Although a third animal has been put down at Boonah on Monday after testing positive to the deadly virus.
Four properties, 35 horses and 15 people are currently being monitored.
Dr Andrew Van Eps is a senior lecturer in equine medicine at UQ Gatton and believes the virus is unlikely to spread unless there is close contact with an infected animal.
“We don't really know how or why it gets transmitted from bats but it appears to be seasonal and may have something to do with bat breeding behaviour,” Dr Van Eps said.
Although it is the winter racing season and show season, he said the Lockyer Valley is no different to anywhere else in Queensland.
“In recent years the cases suggest it is cropping up at this time of the year,” he said.
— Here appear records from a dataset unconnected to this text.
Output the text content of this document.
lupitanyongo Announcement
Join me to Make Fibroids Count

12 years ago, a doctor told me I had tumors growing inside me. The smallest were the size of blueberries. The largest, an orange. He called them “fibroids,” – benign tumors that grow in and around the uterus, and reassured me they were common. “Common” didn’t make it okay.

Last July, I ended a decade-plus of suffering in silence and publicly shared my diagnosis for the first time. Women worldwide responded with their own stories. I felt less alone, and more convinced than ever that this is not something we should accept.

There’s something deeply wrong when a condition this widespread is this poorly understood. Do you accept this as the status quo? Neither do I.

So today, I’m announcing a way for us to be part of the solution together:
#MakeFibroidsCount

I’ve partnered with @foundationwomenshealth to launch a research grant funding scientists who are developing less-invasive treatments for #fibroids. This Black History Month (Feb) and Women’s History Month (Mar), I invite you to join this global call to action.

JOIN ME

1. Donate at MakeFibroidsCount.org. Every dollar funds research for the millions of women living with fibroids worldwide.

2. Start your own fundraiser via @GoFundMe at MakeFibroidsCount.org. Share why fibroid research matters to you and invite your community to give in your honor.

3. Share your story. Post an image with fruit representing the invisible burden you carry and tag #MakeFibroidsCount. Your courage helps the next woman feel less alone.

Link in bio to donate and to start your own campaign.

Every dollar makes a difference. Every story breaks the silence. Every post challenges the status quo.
“The current outbreak in Beaudesert is not a specific threat to horses in the Lockyer Valley because it doesn't spread rapidly. It is more something that occurs as a sporadic incidence.”
Dr Van Eps said vets are well in tune with this problem.
“The main message is for people to be vigilant, particularly at this time of the year – if their animal isn't 100 per cent the first port of call should be their local veterinarian,” he said.
So far eight people have been exposed to the lethal disease on two separate farms south of Brisbane.
The Beaudesert outbreak is believed to be the 15th case since the virus was first identified about 16 years ago.
Hendra virus symptoms range from severe respiratory disease to wobbliness or any abnormal behaviour.
“The horse may or may not have a fever,” Dr Van Eps said.
“The bottom line is you can't really spot a Hendra virus case early and the animal can go on to die within one to two days.
“Since the disease is impossible to identify prior to testing, caution and basic hygiene should be exercised with every horse, in particular if they are showing symptoms.”
He said it is not easily spread and in most cases if a horse was to pass it on to horses or humans they would have to be in very close contact and exchange bodily fluids.
“With horses it would have to be nose to nose contact and it can occur in stables, but the research isn't really there.”